The orcas' new delicacy has unleashed other ecological changes. Populations of sea urchins, usually the favoured food of the otters, have exploded. As a result, kelp beds, on which these urchins dine, are fast disappearing. Kelp is the base of the coastal food web and provides habitat for countless varieties of fish, Estes says. Its loss will finally affect the entire food chain, including seabirds, bald eagles, and several other nearshore species.

"This is the kind of thing a lot of us have worried about, says Mark Hay, marine ecologist at the University of North Carolina. "Just a few top predators can alter their habits and have astounding effects on an entire ecosystem."

It is not clear why these killer whales have switched prey, but Estes points to a collapse in the populations of northern sea lions and harbour seals in the region in the last 20 years. Biologists do not know the reason why the collapse occurred, but a 1996 report published by the us National Research Council blames overfishing, warming of the North Pacific and whaling as the most likely causes.
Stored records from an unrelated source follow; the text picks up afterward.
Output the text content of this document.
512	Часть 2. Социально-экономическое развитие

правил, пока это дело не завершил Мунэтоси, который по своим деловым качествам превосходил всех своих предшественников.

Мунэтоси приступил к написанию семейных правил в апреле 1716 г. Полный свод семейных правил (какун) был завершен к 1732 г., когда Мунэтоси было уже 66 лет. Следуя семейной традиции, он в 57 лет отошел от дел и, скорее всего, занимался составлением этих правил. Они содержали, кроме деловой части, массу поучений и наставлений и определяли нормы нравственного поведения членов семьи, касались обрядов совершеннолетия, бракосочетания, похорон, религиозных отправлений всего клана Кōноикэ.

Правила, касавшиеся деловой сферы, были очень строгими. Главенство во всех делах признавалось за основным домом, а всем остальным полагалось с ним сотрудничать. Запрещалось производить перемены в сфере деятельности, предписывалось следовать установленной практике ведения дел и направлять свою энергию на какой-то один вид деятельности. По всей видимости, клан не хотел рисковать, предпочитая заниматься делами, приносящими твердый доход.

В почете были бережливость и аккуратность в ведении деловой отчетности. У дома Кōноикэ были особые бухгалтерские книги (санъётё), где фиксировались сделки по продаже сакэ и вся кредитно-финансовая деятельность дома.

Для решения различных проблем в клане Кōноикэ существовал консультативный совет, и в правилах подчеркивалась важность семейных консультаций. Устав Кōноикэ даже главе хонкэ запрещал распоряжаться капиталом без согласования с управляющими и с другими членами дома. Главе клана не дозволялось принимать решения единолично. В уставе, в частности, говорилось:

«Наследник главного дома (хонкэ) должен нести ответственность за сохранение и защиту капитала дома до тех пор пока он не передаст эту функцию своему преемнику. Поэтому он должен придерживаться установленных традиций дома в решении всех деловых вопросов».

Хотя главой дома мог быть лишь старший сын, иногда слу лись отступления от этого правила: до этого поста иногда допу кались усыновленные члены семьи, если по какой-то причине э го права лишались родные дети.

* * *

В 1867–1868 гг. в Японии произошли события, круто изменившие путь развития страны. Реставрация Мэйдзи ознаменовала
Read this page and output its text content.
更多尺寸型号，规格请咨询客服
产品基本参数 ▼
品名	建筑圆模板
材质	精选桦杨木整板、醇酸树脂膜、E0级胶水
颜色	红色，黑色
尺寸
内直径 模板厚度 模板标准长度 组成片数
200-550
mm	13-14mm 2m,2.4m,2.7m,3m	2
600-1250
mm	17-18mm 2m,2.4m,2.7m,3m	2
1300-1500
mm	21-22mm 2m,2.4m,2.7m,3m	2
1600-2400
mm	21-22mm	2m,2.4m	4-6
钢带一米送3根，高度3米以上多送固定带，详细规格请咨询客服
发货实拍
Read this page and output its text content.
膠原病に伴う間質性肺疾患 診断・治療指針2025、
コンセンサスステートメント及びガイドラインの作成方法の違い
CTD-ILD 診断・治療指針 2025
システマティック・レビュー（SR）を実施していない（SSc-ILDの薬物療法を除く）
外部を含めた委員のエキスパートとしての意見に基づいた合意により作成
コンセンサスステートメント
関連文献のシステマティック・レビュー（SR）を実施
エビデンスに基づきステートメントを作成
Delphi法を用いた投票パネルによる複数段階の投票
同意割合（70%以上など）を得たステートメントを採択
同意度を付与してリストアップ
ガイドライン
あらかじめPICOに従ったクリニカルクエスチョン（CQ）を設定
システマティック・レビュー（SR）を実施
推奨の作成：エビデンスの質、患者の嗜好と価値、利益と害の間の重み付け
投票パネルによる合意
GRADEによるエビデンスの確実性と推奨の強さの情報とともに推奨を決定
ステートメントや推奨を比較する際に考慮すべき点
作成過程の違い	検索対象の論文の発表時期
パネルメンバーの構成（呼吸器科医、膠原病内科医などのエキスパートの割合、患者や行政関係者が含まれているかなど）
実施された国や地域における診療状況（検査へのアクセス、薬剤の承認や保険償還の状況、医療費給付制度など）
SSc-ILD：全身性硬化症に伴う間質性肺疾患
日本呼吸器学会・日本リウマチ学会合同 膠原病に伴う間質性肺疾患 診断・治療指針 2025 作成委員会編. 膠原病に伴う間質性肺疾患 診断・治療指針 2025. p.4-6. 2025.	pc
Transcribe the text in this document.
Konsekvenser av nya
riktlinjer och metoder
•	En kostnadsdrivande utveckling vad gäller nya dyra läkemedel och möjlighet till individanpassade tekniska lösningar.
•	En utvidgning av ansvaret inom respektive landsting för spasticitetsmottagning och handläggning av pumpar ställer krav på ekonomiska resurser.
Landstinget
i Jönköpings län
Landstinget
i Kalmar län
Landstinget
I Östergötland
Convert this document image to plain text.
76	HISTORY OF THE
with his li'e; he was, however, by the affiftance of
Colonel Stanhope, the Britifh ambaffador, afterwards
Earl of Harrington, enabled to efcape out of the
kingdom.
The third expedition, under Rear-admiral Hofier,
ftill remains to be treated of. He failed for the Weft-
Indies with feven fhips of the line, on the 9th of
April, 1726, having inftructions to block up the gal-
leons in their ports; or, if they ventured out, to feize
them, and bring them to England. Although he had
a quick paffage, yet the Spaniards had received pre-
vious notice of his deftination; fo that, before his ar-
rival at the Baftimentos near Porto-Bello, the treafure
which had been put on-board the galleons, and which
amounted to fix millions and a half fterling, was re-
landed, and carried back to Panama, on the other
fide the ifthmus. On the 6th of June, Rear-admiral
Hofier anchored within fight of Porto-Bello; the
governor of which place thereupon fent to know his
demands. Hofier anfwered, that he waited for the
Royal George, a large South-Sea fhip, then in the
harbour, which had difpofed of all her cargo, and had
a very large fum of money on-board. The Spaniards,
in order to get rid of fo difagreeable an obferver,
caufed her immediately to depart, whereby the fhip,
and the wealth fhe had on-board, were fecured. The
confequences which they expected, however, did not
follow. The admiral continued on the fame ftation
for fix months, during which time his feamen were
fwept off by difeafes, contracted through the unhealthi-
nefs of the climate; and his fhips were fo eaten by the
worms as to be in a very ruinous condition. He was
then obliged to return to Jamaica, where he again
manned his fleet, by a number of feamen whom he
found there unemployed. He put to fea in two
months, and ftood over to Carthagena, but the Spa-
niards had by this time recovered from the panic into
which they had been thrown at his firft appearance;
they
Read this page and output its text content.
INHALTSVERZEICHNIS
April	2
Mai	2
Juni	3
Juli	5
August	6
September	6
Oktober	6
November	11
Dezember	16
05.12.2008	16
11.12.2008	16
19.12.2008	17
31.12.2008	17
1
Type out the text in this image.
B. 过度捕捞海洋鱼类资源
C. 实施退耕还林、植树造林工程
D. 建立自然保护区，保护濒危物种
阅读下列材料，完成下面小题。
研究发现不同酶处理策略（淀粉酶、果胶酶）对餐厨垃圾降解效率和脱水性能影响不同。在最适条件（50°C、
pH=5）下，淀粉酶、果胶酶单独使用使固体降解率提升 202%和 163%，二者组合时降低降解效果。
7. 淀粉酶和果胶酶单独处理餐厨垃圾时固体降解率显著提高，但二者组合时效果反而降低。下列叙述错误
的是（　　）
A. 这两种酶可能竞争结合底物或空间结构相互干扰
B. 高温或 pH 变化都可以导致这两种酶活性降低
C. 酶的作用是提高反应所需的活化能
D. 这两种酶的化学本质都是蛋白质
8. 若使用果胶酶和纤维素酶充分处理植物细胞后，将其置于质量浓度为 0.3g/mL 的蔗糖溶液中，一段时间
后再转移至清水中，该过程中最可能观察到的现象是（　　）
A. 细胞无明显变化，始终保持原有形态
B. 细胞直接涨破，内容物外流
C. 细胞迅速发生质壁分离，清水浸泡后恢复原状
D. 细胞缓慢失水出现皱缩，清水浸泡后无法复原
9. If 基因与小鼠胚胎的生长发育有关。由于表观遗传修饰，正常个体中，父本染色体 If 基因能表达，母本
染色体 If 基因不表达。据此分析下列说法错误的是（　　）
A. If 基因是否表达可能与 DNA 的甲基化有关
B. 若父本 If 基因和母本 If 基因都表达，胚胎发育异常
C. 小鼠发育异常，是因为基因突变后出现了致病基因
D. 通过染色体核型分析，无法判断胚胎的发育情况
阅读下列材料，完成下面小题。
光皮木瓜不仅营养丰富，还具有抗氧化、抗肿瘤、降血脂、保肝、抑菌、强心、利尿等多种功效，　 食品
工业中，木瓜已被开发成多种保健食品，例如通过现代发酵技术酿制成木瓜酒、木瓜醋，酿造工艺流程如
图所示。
Other experts say Estes' conclusions about the orcas' dietary shift are highly plausible. "I wouldn't put it past them," says John Ford, director of marine mammal research at the Vancouver Public Aquarium in Canada. "They are very adaptable, stealthy and innovative predators."

Orcas have even attacked moose in shallow waters, says Ford, and in Argentina have been known to attack and devour sea lion pups on the beaches.